Keratokonus
Kornea gözümüzün en ön tarafındaki saydam tabakadır ve gözün birinci optik tabakasıdır. Keratokonus, kornea tabakasının hem incelmesi hem de öne doğru sivrileşip konik bir şekil almasıdır. Hastalık korneada düzensiz astigmata neden olur ve ciddi görme bozukluğu ile sonuçlanır. Korneadaki bu değişimler ortalama 13-14 yaşlarında başlar, 35-40 yaşlarına kadar devam eder. Keratokonusa benzeyen başka bir hastalık ise pellusid marjinal dejenerasyondur ki 20’ li yaşlarda başlar, 45-50 yaşına kadar ilerlemeyi sürdürür.
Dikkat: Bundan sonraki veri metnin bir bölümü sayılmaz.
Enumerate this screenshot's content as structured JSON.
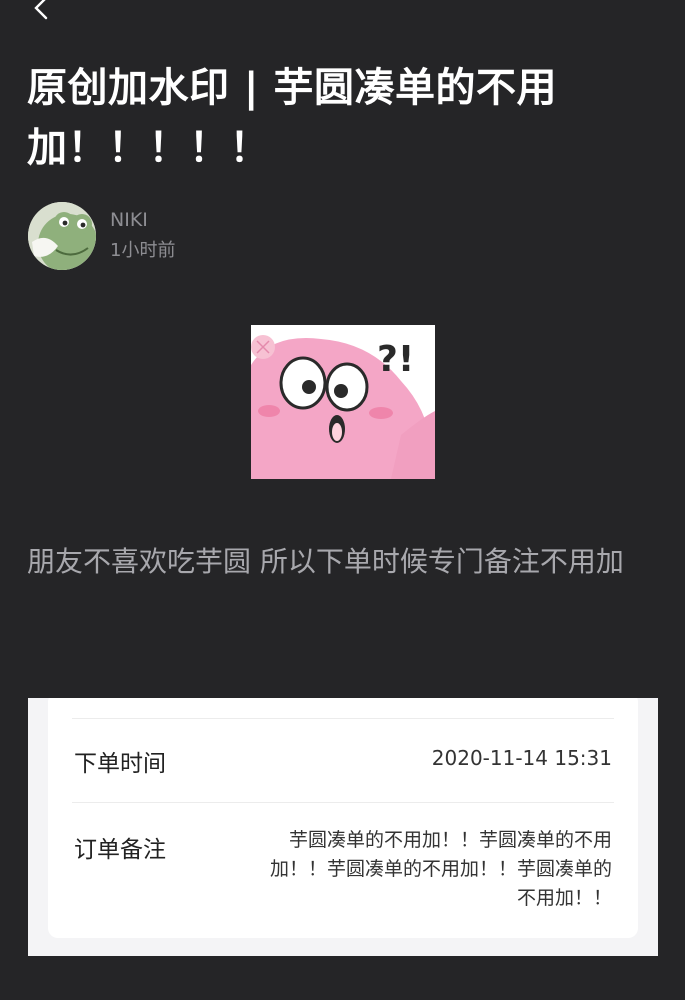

Keratokonusun ortaya çıkmasında ve ilerlemesinde hem kalıtımın hem de çevresel faktörlerin yeri vardır. Aile hikayesi olan kişilerde daha fazla ortaya çıkmaktadır. En önemli çevresel faktör ise göz kaşımadır. Alerjisi olan çocukların tedavisi mutlaka dikkatli bir şekilde yapılmalı, sürekli göz kaşımasına ve ovuşturmasına müsaade edilmemelidir. Kaşıma nedeniyle korneaya yapılan mikrotravmalar ile kornea incelmekte ve keratokonusun ortaya çıkmasına yardımcı olmaktadır.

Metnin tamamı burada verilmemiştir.